Although AI-based skin lesion diagnosis achieves higher accuracy than clinicians, its clinical adoption remains limited due to low trust—primarily stemming from inconsistencies and incomplete class coverage in existing explainability methods (e.g., LIME, CAM). To address this, we propose Global Class Activation Probability maps (GCAP), a pixel-level, multi-class, global explanation technique that enables fine-grained, cross-class interpretability of diagnostic decisions. GCAP is integrated with SafeML, a proactive uncertainty-aware mechanism for high-risk prediction alerting. Our framework combines MobileNetV2 and Vision Transformer (ViT) backbones, jointly optimizing class activation mapping and epistemic uncertainty quantification on the ISIC dataset. Experiments demonstrate that GCAP significantly improves explanation consistency and class discriminability, while SafeML reliably identifies high-uncertainty predictions. Together, they reduce misdiagnosis risk and enhance the clinical credibility and safety of AI-assisted dermatological diagnosis.

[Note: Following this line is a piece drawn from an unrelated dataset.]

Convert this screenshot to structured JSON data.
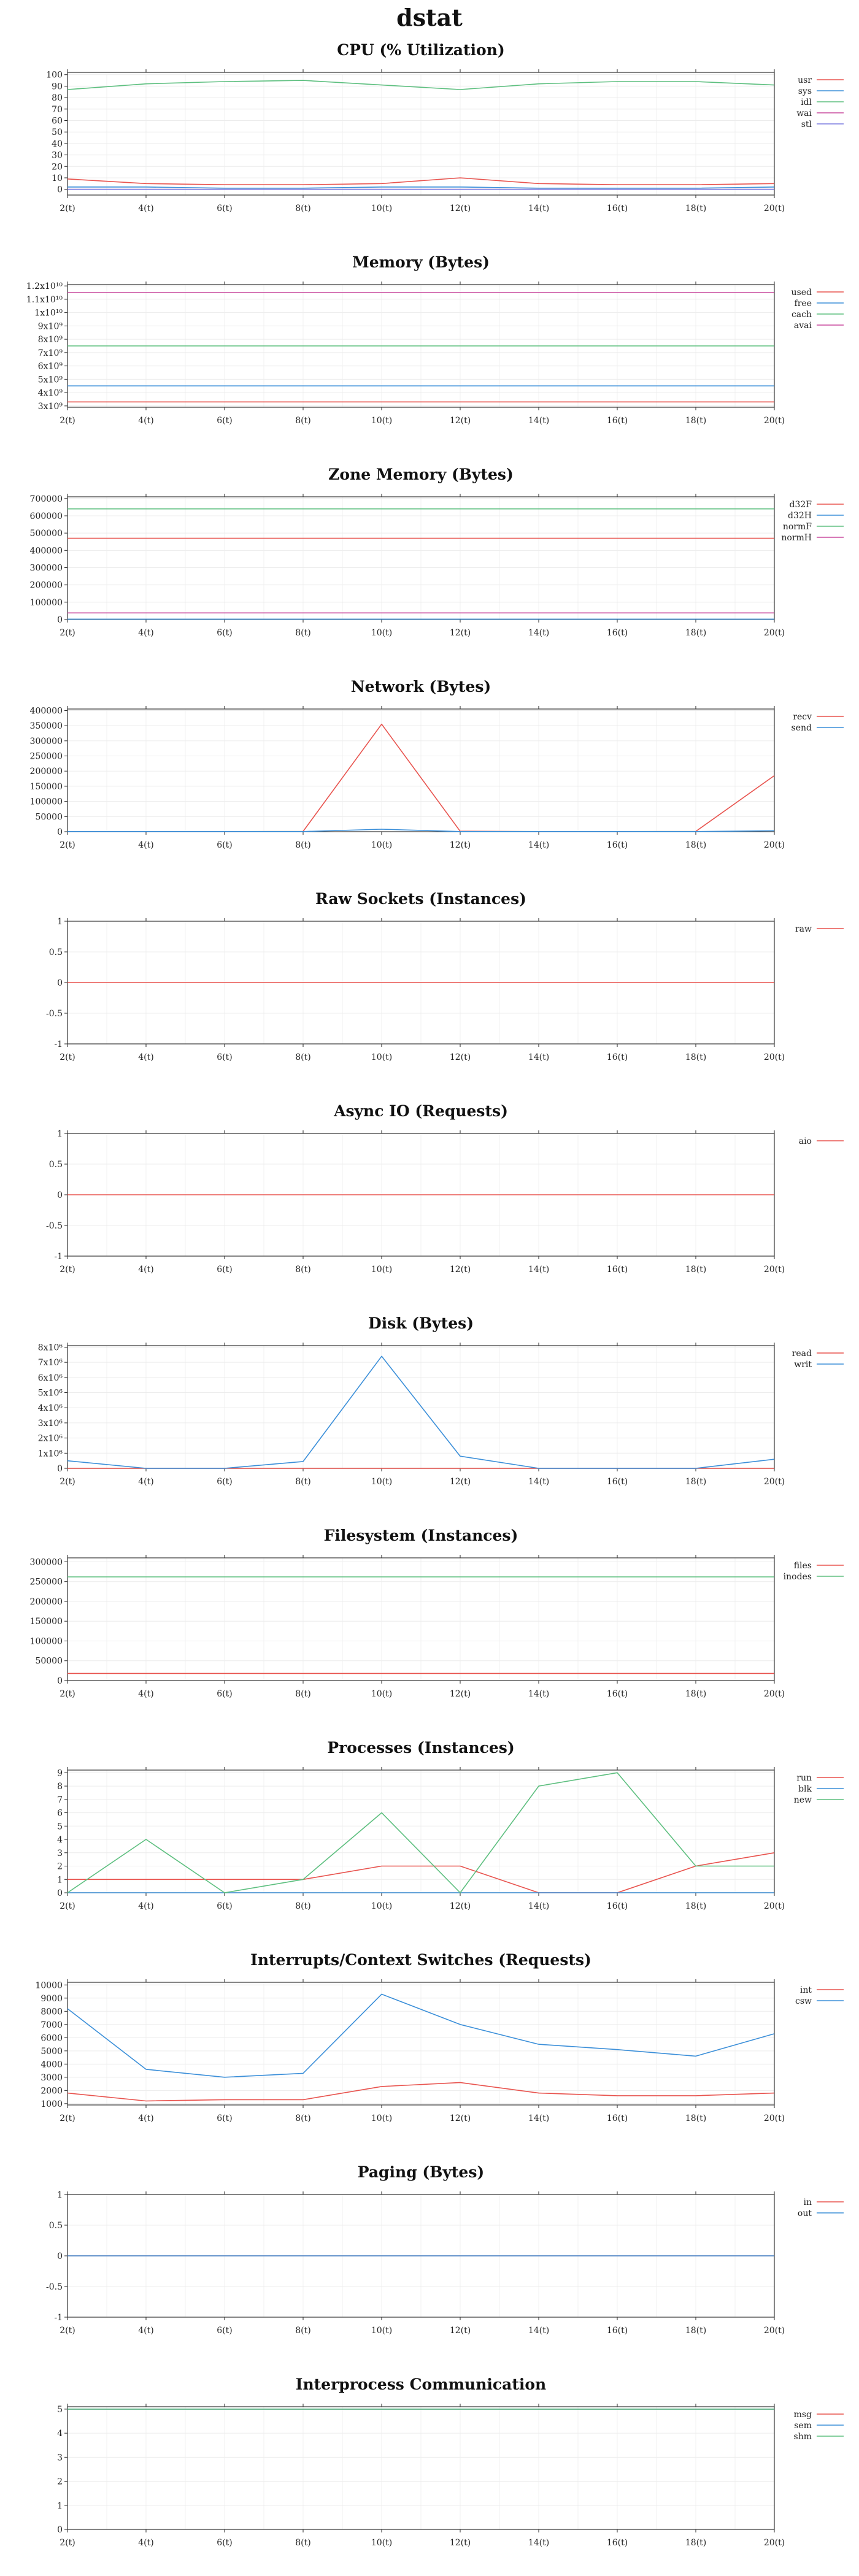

Recent advancements in skin lesion classification models have significantly improved accuracy, with some models even surpassing dermatologists' diagnostic performance. However, in medical practice, distrust in AI models remains a challenge. Beyond high accuracy, trustworthy, explainable diagnoses are essential. Existing explainability methods have reliability issues, with LIME-based methods suffering from inconsistency, while CAM-based methods failing to consider all classes. To address these limitations, we propose Global Class Activation Probabilistic Map Evaluation, a method that analyses all classes' activation probability maps probabilistically and at a pixel level. By visualizing the diagnostic process in a unified manner, it helps reduce the risk of misdiagnosis. Furthermore, the application of SafeML enhances the detection of false diagnoses and issues warnings to doctors and patients as needed, improving diagnostic reliability and ultimately patient safety. We evaluated our method using the ISIC datasets with MobileNetV2 and Vision Transformers.